Their show for the Music Experiment in Boston will feature more than just music—fans are encouraged to arrive dressed in all black and paint their faces with white glowing paint and to enjoy various interactive elements, the details of which Guy and Howard weren’t too familiar with.
Meanwhile, Veneski was hesitant on giving out any details so that he wouldn’t spoil anything for those attending.
But he did discuss one interactive element of the show—a live stream that will make the show available to watch from home. A five-camera stream will be accessible through a Windows 8 application, which will allow users to choose a preferred angle and enjoy a two-screen experience if they own an Ultrabook and a TV that can run WiDi, Intel’s wireless display technology, or a less interactive three-camera stream on the Music Experiment website.
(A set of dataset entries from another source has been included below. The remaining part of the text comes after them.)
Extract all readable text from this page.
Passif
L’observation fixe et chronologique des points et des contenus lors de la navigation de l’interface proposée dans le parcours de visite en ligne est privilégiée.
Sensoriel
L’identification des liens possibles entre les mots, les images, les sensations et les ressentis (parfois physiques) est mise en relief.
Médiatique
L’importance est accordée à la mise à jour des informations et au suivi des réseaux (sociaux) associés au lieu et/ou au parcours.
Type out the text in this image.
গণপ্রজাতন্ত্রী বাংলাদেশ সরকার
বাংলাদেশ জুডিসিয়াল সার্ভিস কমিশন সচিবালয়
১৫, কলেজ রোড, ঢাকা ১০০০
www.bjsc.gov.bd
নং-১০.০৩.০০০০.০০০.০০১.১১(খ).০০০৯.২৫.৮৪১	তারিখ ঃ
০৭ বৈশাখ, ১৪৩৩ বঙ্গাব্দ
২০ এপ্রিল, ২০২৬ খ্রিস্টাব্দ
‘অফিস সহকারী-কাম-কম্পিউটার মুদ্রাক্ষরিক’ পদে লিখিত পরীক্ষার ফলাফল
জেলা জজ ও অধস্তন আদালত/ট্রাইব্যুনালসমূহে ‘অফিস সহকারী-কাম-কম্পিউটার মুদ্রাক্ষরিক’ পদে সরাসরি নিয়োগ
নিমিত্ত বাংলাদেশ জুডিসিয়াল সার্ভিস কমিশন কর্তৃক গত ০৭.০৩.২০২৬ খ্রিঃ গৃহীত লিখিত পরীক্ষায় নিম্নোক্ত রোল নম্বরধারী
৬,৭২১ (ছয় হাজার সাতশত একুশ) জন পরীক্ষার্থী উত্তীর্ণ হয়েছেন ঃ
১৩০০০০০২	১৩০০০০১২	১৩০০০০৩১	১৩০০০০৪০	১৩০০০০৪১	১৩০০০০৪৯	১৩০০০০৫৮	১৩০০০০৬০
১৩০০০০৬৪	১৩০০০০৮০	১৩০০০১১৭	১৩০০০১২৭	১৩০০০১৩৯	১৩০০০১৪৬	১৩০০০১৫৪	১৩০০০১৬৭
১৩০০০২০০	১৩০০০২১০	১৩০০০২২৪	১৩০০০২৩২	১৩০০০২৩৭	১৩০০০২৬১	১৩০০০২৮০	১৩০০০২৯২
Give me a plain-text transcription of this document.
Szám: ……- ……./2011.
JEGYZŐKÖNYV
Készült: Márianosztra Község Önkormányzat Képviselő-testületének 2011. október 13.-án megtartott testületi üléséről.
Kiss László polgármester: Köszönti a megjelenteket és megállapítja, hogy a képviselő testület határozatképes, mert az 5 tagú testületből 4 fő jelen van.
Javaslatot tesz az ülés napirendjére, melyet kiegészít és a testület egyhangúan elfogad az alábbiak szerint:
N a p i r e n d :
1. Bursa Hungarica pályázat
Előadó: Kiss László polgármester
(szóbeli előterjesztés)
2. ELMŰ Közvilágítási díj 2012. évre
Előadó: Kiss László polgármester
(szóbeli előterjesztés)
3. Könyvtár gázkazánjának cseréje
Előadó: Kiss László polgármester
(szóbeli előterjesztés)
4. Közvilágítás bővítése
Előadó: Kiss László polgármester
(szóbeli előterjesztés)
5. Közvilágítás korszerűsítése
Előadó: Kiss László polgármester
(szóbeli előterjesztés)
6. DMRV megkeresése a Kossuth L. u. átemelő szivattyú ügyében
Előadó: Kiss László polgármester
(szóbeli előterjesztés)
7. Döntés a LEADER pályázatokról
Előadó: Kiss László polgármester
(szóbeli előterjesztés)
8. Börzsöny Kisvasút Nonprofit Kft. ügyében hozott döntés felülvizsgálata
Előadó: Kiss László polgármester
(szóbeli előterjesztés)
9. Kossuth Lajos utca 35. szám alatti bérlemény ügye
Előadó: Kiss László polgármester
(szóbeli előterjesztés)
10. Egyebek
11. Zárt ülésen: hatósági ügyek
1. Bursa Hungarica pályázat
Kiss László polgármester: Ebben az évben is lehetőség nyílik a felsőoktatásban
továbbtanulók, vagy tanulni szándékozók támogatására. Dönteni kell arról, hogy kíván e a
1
Home viewers will also be projected onto a screen at the venue if they enable their webcams, a feature that got a great reaction at the Empire of the Sun show, for which fans at home dressed up according to the theme at the venue.
And, of course, audience members at the venue will be encouraged to document their experience through posts on Twitter, Facebook, Instagram, Vine, and Pinterest, as well as look through other users’ posts after the show with the #musicexperiment hashtag.
“If you go to a concert these days, it’s almost like the iPhone is this generation’s lighter,” said Veneski. “You can encourage the audience to put their phones away, but nine times out of 10 they’re just going to continue to use it, so we want to not stifle that enthusiasm.”
The live stream of tonight’s show at the Cyclorama will be available at 11 p.m. on musicexperiment.com.